Rumah
Aku memandangi langit langit di atasku. Berwarna putih tulang dengan beberapa ornamen pelengkap seperti lampu berbentuk persegi juga lubang AC. Jam dinding berdetak menuju angka 2 dini hari. Dua malam ini aku menghabiskan waktu di kantor karena kebagian shift malam.
Kuraba beberapa pesan singkat di aplikasi chat ponselku. "I love you", salah satu yang kuabaikan. Sengaja, aku sedang kesal. Tapi beberapa kali aku senyum senyum sendiri ketika scroll ke atas, mendapati pesan manis yang lainnya. Kurasa, hati ini sungguh murahan.

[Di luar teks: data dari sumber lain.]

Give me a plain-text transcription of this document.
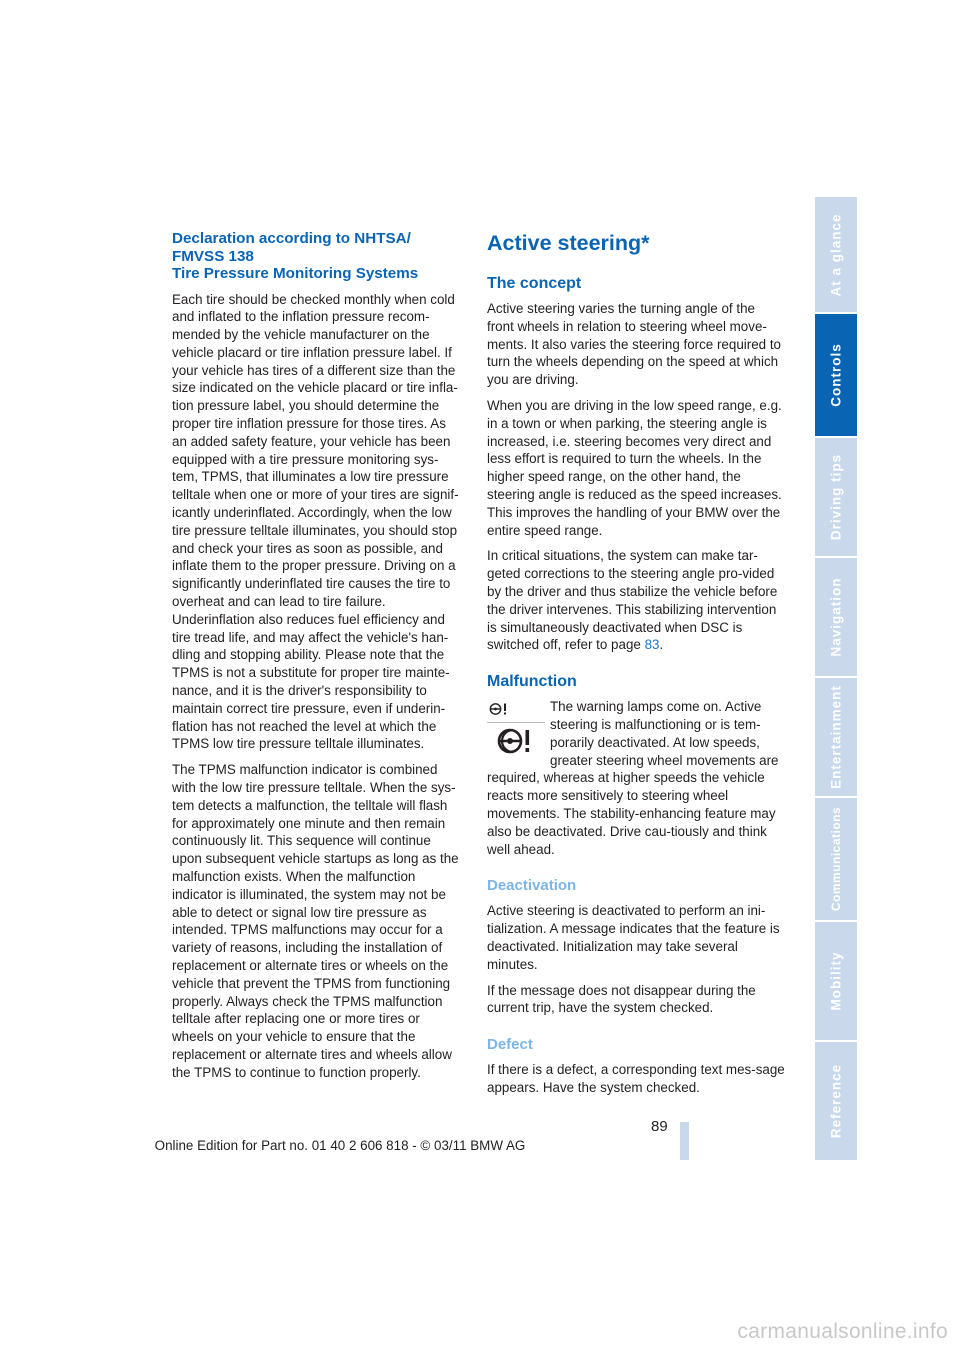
Declaration according to NHTSA/
FMVSS 138
Tire Pressure Monitoring Systems

Each tire should be checked monthly when cold and inflated to the inflation pressure recom-mended by the vehicle manufacturer on the vehicle placard or tire inflation pressure label. If your vehicle has tires of a different size than the size indicated on the vehicle placard or tire infla-tion pressure label, you should determine the proper tire inflation pressure for those tires. As an added safety feature, your vehicle has been equipped with a tire pressure monitoring sys-tem, TPMS, that illuminates a low tire pressure telltale when one or more of your tires are signif-icantly underinflated. Accordingly, when the low tire pressure telltale illuminates, you should stop and check your tires as soon as possible, and inflate them to the proper pressure. Driving on a significantly underinflated tire causes the tire to overheat and can lead to tire failure. Underinflation also reduces fuel efficiency and tire tread life, and may affect the vehicle's han-dling and stopping ability. Please note that the TPMS is not a substitute for proper tire mainte-nance, and it is the driver's responsibility to maintain correct tire pressure, even if underin-flation has not reached the level at which the TPMS low tire pressure telltale illuminates.

The TPMS malfunction indicator is combined with the low tire pressure telltale. When the sys-tem detects a malfunction, the telltale will flash for approximately one minute and then remain continuously lit. This sequence will continue upon subsequent vehicle startups as long as the malfunction exists. When the malfunction indicator is illuminated, the system may not be able to detect or signal low tire pressure as intended. TPMS malfunctions may occur for a variety of reasons, including the installation of replacement or alternate tires or wheels on the vehicle that prevent the TPMS from functioning properly. Always check the TPMS malfunction telltale after replacing one or more tires or wheels on your vehicle to ensure that the replacement or alternate tires and wheels allow the TPMS to continue to function properly.

Active steering*
The concept

Active steering varies the turning angle of the front wheels in relation to steering wheel move-ments. It also varies the steering force required to turn the wheels depending on the speed at which you are driving.

When you are driving in the low speed range, e.g. in a town or when parking, the steering angle is increased, i.e. steering becomes very direct and less effort is required to turn the wheels. In the higher speed range, on the other hand, the steering angle is reduced as the speed increases. This improves the handling of your BMW over the entire speed range.

In critical situations, the system can make tar-geted corrections to the steering angle pro-vided by the driver and thus stabilize the vehicle before the driver intervenes. This stabilizing intervention is simultaneously deactivated when DSC is switched off, refer to page 83.

Malfunction

The warning lamps come on. Active steering is malfunctioning or is tem-porarily deactivated. At low speeds, greater steering wheel movements are required, whereas at higher speeds the vehicle reacts more sensitively to steering wheel movements. The stability-enhancing feature may also be deactivated. Drive cau-tiously and think well ahead.

Deactivation

Active steering is deactivated to perform an ini-tialization. A message indicates that the feature is deactivated. Initialization may take several minutes.

If the message does not disappear during the current trip, have the system checked.

Defect

If there is a defect, a corresponding text mes-sage appears. Have the system checked.

At a glance
Controls
Driving tips
Navigation
Entertainment
Communications
Mobility
Reference
89
Online Edition for Part no. 01 40 2 606 818 - © 03/11 BMW AG
carmanualsonline.info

Aku baru sebulan menjadi istri. Tapi kami tak serta merta tinggal satu rumah. Masing masing dari kami masih punya tanggung jawab di pekerjaan yang berbeda kota. Tidak ada masalah dengan itu. Kami terbiasa menjalin hubungan jarak jauh. Hanya saja ketika sudah menikah, rasa kangennya jadi berlipat lipat.
"Sabar ya Ayang, aku janji suatu hari kita bakalan pulang ke rumah yang sama kok" tegasnya setiap kali aku memulai pembicaraan tentang bagaimana rumah tangga kami. Aku percaya laki laki ini akan menghadiahkanku rumah, entah kapan.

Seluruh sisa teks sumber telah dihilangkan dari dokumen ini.